The District of Columbia Court of Appeals judge is considered the insider’s choice–widely known and liked in Washington legal circles, able to draw support from both Democrats and Republicans. Former Bush Justice Department official Ed Whelan called Garland “the best that conservatives could reasonably hope for from a Democratic President.”
That won’t excite progressives, but they might appreciate the role he played on the D.C. Appeals Court in repeatedly smacking down environmental shenanigans from the Bush administration EPA. In 2004, he wrote the court’s opinion [PDF] that found the Bush EPA had deliberately dragged its feet on smog standards, ruling in favor of Earthjustice and the Sierra Club.
Courtesy Linda Rux via Wikimedia Commons
Wood sits on the Seventh Circuit Court of Appeals in Chicago, where she’s considered a liberal counterweight to conservative heavyweight Richard A. Posner. Her signature environmental mark was defending the scope of the Clean Water Act in Solid Waste Agency of Northern Cook County (SWANCC) v. U.S. Army Corps of Engineers. The case questioned whether seasonal and non-navigable waterways should be considered protected, a dilemma stemming from ambiguous language in the Act. Wood’s majority opinion held that regulations should apply to such waterways.
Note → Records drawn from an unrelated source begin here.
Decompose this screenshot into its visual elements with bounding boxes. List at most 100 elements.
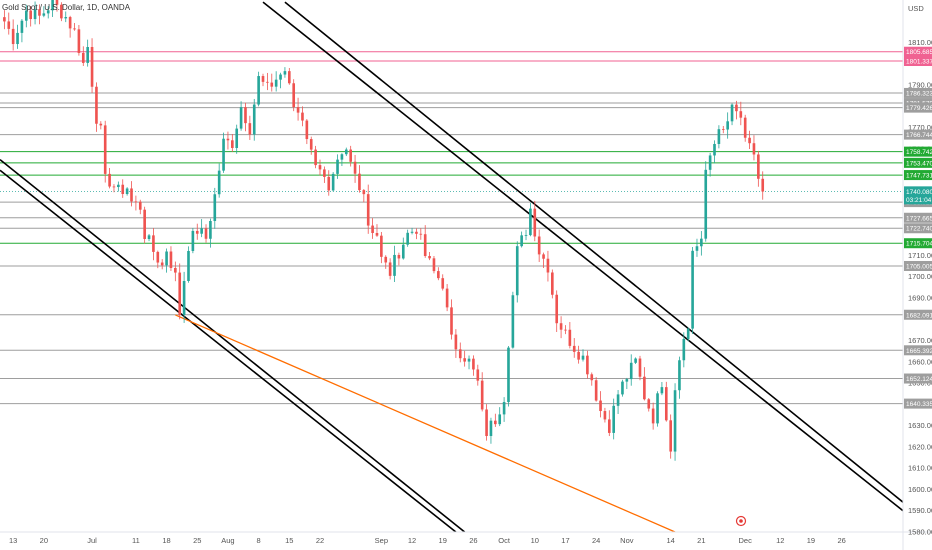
candle [594,377,598,402]
currency-label: USD [908,4,924,13]
level-price-box [904,373,932,384]
candle [599,391,602,418]
candle [3,10,6,30]
candle [730,103,734,126]
candle [586,350,589,379]
level-price-box [904,129,932,140]
candle [401,237,405,260]
candle [46,6,50,19]
level-price-box [904,170,932,181]
level-price-label: 1801.337 [906,58,932,65]
candle [24,4,28,28]
candle [616,389,620,415]
candle [673,383,677,461]
candle [244,102,247,132]
candle [292,79,296,112]
candle [498,407,502,427]
candle [393,245,396,282]
candle [95,82,98,132]
candle [20,19,24,43]
candle [375,224,379,237]
candle [397,252,401,266]
channel-lower-b-line[interactable] [0,158,466,532]
candle [682,332,686,368]
candle [520,231,523,248]
candle [743,114,747,142]
candle [458,342,462,363]
channel-upper-a-line[interactable] [262,1,903,512]
y-tick-label: 1690.000 [908,293,932,302]
x-tick-label: 21 [697,536,705,545]
candle [182,271,186,323]
x-tick-label: 18 [162,536,170,545]
candle [191,228,195,254]
candle [353,154,357,183]
candle [336,154,339,179]
level-price-box [904,102,932,113]
y-tick-label: 1610.000 [908,464,932,473]
current-price-box [904,186,932,205]
x-tick-label: Nov [620,536,634,545]
candle [721,125,725,134]
candle [108,167,111,189]
candle [160,259,164,270]
candle [515,241,519,303]
candle [103,120,107,183]
candle [546,250,550,282]
candle [331,172,335,192]
candle [125,187,129,196]
chart-title: Gold Spot / U.S. Dollar, 1D, OANDA [2,3,131,12]
candle [752,135,756,161]
candle [42,6,46,18]
candle [51,0,54,17]
current-price-label: 1740.080 [906,189,932,196]
candle [388,258,392,280]
candle [77,24,81,56]
candle [287,67,291,85]
level-price-box [904,212,932,223]
x-tick-label: 17 [561,536,569,545]
level-price-box [904,309,932,320]
candle [529,202,532,237]
support-line-line[interactable] [175,314,676,532]
candle [700,231,703,256]
level-price-box [904,87,932,98]
candle [625,377,629,390]
level-price-label: 1727.665 [906,215,932,222]
x-tick-label: 11 [132,536,140,545]
candle [327,170,331,196]
channel-upper-b-line[interactable] [284,1,903,503]
candle [143,206,146,244]
candle [686,327,690,342]
candle [279,72,282,89]
candle [117,181,120,192]
candle [494,413,497,427]
candle [222,132,225,173]
candle [257,71,260,107]
event-flag-icon[interactable] [735,515,747,527]
x-tick-label: 20 [40,536,48,545]
candle [472,355,475,376]
candle [629,354,633,386]
candle [174,261,177,282]
candle [283,67,287,78]
candle [533,200,537,242]
candle [542,252,545,269]
candle [165,248,168,273]
candle [428,251,431,261]
candle [270,73,274,92]
candle [60,2,63,22]
y-tick-label: 1770.000 [908,123,932,132]
channel-lower-a-line[interactable] [0,169,457,532]
candle [349,145,352,167]
candle [660,382,664,396]
candle [476,364,480,386]
candle [415,228,418,240]
candle [656,391,659,427]
x-tick-label: 8 [257,536,261,545]
candle [555,290,559,332]
level-price-label: 1640.335 [906,401,932,408]
candle [568,321,572,349]
candle [735,100,738,120]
The Supreme Court reversed that decision, however, limiting the reach of clean-water regulation. It’s an issue the court could well examine again.
Wood’s position on that case might give encouragement to fans of clean water, air, and soil because it rests on a broad interpretation of the Interstate Commerce Clause of the Constitution, the foundation of much federal environmental regulation. Given Chief Justice John Roberts’ ambiguous position on the commerce clause, Wood’s support could be an asset.